Санчес, однако, ничего такого не заметил. Он был всецело поглощён своими мыслями.
– Да, люди делают плохое дело, когда вовремя не приучают женщину к ремню, – заявил испанец, в очередной раз оторвавшись от бутылки. – Смотрю я на тебя и удивляюсь, как из-за какой-то глупой девки нормальные люди теряют голову. А почему? И какой из этого следует вывод? Правильно – наплевать! Так что выпьем, Мигель! Трактир, вино, сговорчивая девка, что ещё солдату нужно? Конечно, ты не солдат, но пей сколько хочешь, я плачу; это полезно – пить, когда болит душа. Хочешь совета? Забудь о ней, забудь об этой девке! Всё равно, если padre отыщет её, он отправит её на костёр вместе с brujo Лисом и мальчишкой. Или утопит как ведьму. Ты хочешь посмотреть, как её утопят?
– Пошёл ты… – пробурчал невнятно Михелькин и отвернулся.
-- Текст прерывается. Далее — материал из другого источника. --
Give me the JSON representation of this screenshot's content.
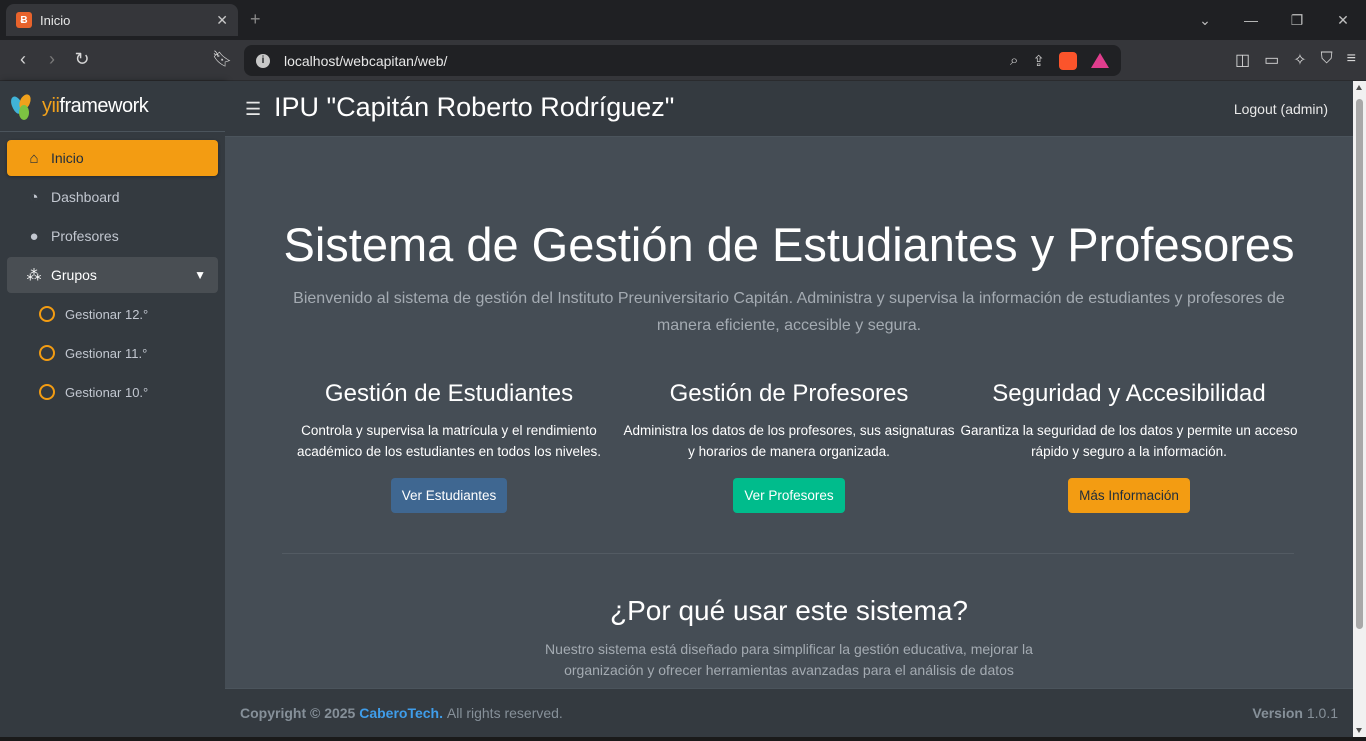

– Что? – не расслышал Санчес и, видимо, приняв его слова за знак согласия, снова потрепал парня по плечу. – Ну-ну, не надо обижаться! Ты так её хочешь, что снова боишься? Смотри на вещи проще. Вот мы, например. Ну поплясали под ведьмовскую дудку, с кем не бывает? Что ж теперь нам, обосраться и не жить? Ха! Уж если ненароком вышло обосраться, значит, время поменять штаны и только. Не думай, что мы просто сидим и никуда не торопимся. Наш padre ничего не делает, не просчитав всё наперёд на сто шагов, он не теряет времени, нет! Наверняка он сидит и что-нибудь придумывает. В другой раз он лишний раз помолится, или принесёт под платьем освящённую гостию, или сделает что-нибудь ещё и проклятый рыжий brujo не сможет нам навредить, потому что демоны его оставят. – Тут Санчес размашисто перекрестился и как следует затянулся трубкой. В воздухе поплыл медовый запах «Амстердама». – Вот увидишь, – закончил он, выпуская носом дым, – стоит нам напасть на его след, и мы насадим его на пики быстрее, чем Родригес по утрам мастит свои mustachos![162] Ха!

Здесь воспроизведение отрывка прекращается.